I blink, letting that sink in. It sounds like a bunch of word-salad bullshit if I’m being honest, but if it helps Mom, I’m not going to point out how much it smells. “What’s the priority for today then?” I ask, playing along. “You know, priorities and such?”
Mom levels her eyes at me. “You are.”
Her blunt answer surprises me. “Me? Mom . . .”
She shakes her head, and I swear this group of women just morphed into the Spanish Inquisition. “Don’t Mom me. This is the first time you’ve been home in years, and I want it to happen more often. Anything I can do to make it happen, I’ll darn well do.”
She glares at me, and every woman nods along with her. Me against the tide, or maybe a firing squad, judging by the looks I’m getting? I could turn and walk away, dismissing her interference, especially when this group of society-sucking biddies just doesn’t understand. But the pain lurking in Mom’s eyes gives me pause.
I sigh and sit down in the chair next to her. “I’m sorry for not coming home sooner. I’ve missed you.”
“Awww,” the women coo.
The admission softens Mom’s ire. “I’ve missed you too.” Tears threaten to spill, and more like her usual self, she daintily pats at them as she says, “And now, Winston is married and moving out. Wren will be next.”
“My Alex too.”
“Brayden and Brylie too.”
I roll my eyes at the women’s whines and tell them all, “You make it sound like we’re abandoning you.”
“No, you’re all doing what you should,” Mom says, wringing her hands. “I know it might not seem like it, but I’m proud of you, Wyatt.”
Those are words I never expected to hear, or at least, not from my family.

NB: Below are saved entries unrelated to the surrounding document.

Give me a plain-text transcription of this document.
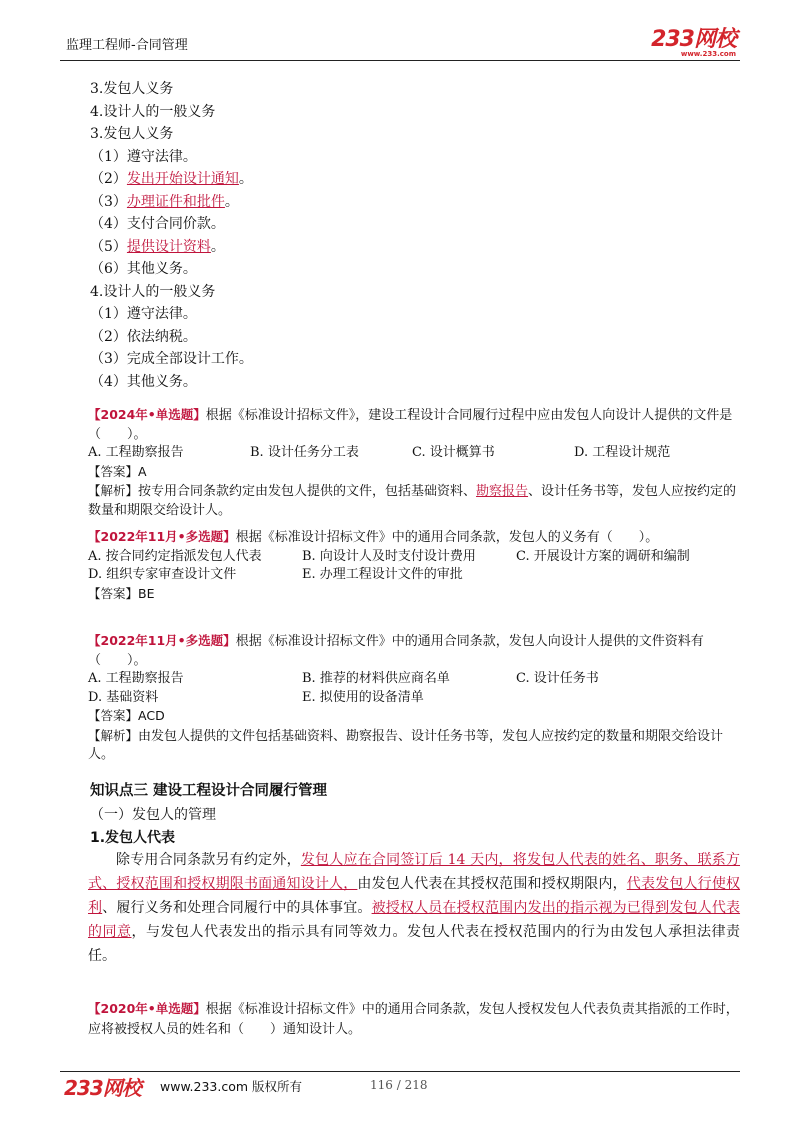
监理工程师-合同管理	233网校
www.233.com
3.发包人义务
4.设计人的一般义务
3.发包人义务
（1）遵守法律。
（2）发出开始设计通知。
（3）办理证件和批件。
（4）支付合同价款。
（5）提供设计资料。
（6）其他义务。
4.设计人的一般义务
（1）遵守法律。
（2）依法纳税。
（3）完成全部设计工作。
（4）其他义务。
【2024年•单选题】根据《标准设计招标文件》，建设工程设计合同履行过程中应由发包人向设计人提供的文件是（　　）。
A. 工程勘察报告	B. 设计任务分工表	C. 设计概算书	D. 工程设计规范
【答案】A
【解析】按专用合同条款约定由发包人提供的文件，包括基础资料、勘察报告、设计任务书等，发包人应按约定的数量和期限交给设计人。
【2022年11月•多选题】根据《标准设计招标文件》中的通用合同条款，发包人的义务有（　　）。
A. 按合同约定指派发包人代表	B. 向设计人及时支付设计费用	C. 开展设计方案的调研和编制
D. 组织专家审查设计文件	E. 办理工程设计文件的审批
【答案】BE
【2022年11月•多选题】根据《标准设计招标文件》中的通用合同条款，发包人向设计人提供的文件资料有（　　）。
A. 工程勘察报告	B. 推荐的材料供应商名单	C. 设计任务书
D. 基础资料	E. 拟使用的设备清单
【答案】ACD
【解析】由发包人提供的文件包括基础资料、勘察报告、设计任务书等，发包人应按约定的数量和期限交给设计人。
知识点三 建设工程设计合同履行管理
（一）发包人的管理
1.发包人代表
除专用合同条款另有约定外，发包人应在合同签订后 14 天内，将发包人代表的姓名、职务、联系方式、授权范围和授权期限书面通知设计人，由发包人代表在其授权范围和授权期限内，代表发包人行使权利、履行义务和处理合同履行中的具体事宜。被授权人员在授权范围内发出的指示视为已得到发包人代表的同意，与发包人代表发出的指示具有同等效力。发包人代表在授权范围内的行为由发包人承担法律责任。
【2020年•单选题】根据《标准设计招标文件》中的通用合同条款，发包人授权发包人代表负责其指派的工作时，应将被授权人员的姓名和（　　）通知设计人。
233网校 www.233.com 版权所有	116 / 218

“Don’t look so surprised,” Mom continues, giving me a reproachful look. “You left with no plan, no safety net, and I worried. Oh, how I worried.”
One of the women murmurs, “It’s what moms do.”
“But I shouldn’t have. You did well, thriving and creating a new you.” Mom smiles. “I see you, the new you. And I like him very much.”
I don’t really know what to say. This just went from awkward to humiliating. “Uh, thanks?”
“So,” Mom says primly, “tell me about you.”
“Mom . . .” She gives me a sharp look, and resigned, I figure out what to say. “I have my own business, my own place, both of which I enjoy.”
One of the women leans forward, greedy for more. “Friends? Girlfriends? A grand-dog for your mother, for goodness’ sakes?”
“No, no, and no,” I answer in rapid-fire fashion. “But I’m happy.”
Mom wants to argue, I can see that, but she doesn’t. I’m not sure if it’s in deference to me or to save face in front of the women. Instead, her eyes lower, and I think she’s looking at her self-help book. Fidgeting with the edge of her notepad, she says quietly, “That’s what I want—you to be happy. I just wish it was here . . . with us.”
What to say? Finally, I decide to offer up some truth. “It’s not all bad here. I’ll give you that.” Her eyes lift to mine, hopefully. “I’ll come back to visit, I promise. Maybe you and Wren could even come to Newport?”
She claps her hands happily, clearly wanting to be part of my life still. “I would love that, honey. Maybe when things are less busy here?”
Busy? I don’t think that’s what’s keeping Mom here, worried each day. That would be Dad. But she’s not going to say that in front of everyone. That would ruin the appearance of everything being fine. Just fine.